Coaching that Sticks
Fact: People forget. Not just old people, but people with a lot on their minds, people dealing with information overload.
Fact: People forget important things like what a manager offers as developmental feedback.
Fact: People are more likely to remember what they hear when they see it in print.
When you need to remember something important, do you write it down? One of the best apps I use allows me to enter “to buy” items with different colored screens for different stores I go to. My husband and I both use the app, so it shows up on both our phones. If he’s at Costco and looks at our list on the purple Costco page, he can buy something I’ve put on the list.
A grocery list is relatively insignificant in life, but everyone knows that having one is a simple way to remember.
That’s why the most effective new performance apps include a place for quick feedback.
To ensure that your coaching sticks, follow up in writing, whether that’s in an app or a short email or a coaching report or a future-focused review.
What you say matters.
Strength, not length, is the best motto for written feedback. You may not need five paragraphs — maybe only five sentences. Nothing that requires a lot of time to write or to read. Just what’s most important for the person who’s listening to you.

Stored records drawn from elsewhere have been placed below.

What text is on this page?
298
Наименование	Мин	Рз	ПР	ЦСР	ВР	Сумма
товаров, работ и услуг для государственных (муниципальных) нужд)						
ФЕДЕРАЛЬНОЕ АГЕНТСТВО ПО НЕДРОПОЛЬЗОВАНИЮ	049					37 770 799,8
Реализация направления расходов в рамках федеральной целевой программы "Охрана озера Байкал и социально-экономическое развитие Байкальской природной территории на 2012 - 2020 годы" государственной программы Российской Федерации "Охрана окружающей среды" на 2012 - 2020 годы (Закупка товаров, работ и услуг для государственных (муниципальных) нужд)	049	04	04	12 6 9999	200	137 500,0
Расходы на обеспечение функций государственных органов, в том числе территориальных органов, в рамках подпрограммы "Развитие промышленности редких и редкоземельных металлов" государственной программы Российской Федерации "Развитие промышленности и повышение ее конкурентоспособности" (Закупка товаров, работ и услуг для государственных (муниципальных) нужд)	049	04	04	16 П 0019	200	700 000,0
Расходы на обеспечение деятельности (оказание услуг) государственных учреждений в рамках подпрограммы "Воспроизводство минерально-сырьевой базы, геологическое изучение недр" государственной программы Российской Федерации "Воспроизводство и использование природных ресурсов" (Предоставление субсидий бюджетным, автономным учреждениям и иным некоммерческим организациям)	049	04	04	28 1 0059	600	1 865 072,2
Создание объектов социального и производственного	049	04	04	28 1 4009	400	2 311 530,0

Meaningless drivel in writing won’t accomplish a thing. Rehashing activities completed, for example, is a waste of everyone’s time. And yet, that’s what lots of managers do in their written follow-ups. If I work for you, I know what I did. Tell me how I can improve what I do. What specific actions should I take?
Coaching in writing is not the same as documenting. It’s simply putting your coaching advice in print. When there’s something valuable to read, team members read it. When the value is missing, they won’t bother.
How you say something matters just as much as what you say.
To ensure that your coaching sticks, pay attention to how you phrase your comments. This is important in person as well as in writing. Here are four simple things you can do:
1. Emphasize benefits. Benefits persuade people to act.
Sometimes the benefits are for the person; sometimes they’re team benefits.
Team benefit: To meet our tight deadline, you’ll need to ….
Personal benefit: To reach your goal this quarter, be sure to ….
2. Stress the positive more than the negative.
Negative: Your weekly project summaries have been late for the last month.
Positive: It’s important that you get your weekly project summary out on Friday morning. That gives the rest of the team time to prepare for any resets needed on Monday.
In that example, if I’m the person with the late summaries, does it really help me to hear that I screwed up? Tell me what to do now rather than what I haven’t done right in the past, especially if you’ve already told me once or twice what I’ve done wrong.
3. Include why.
Performance improves when we tell people exactly what they need to do, and when we tell them why, they’re more committed to doing things right. In the Positive example above, connecting the team’s need to my getting summaries in on time could be the missing piece to motivate me to act on your advice.
4. Call off the attack dogs.
In my POWERformance™ and POWER Sales Coaching training sessions, I often ask the group, “What do you say when a team member isn’t doing something that should be done?” Far too often, I hear these responses: “You failed to …” or “You neglected to ….” or “You didn’t ….”
The word “you” is fine for giving feedback as long as the word immediately after “you” doesn’t attack. Take the opportunity to build up rather than tear down.
It doesn’t take a lot of effort to give quick feedback in writing, and checking how you say something is easy once you’re aware of what’s most effective. The results are worth it: You can expect team members to listen — and act on — your coaching advice. It sticks.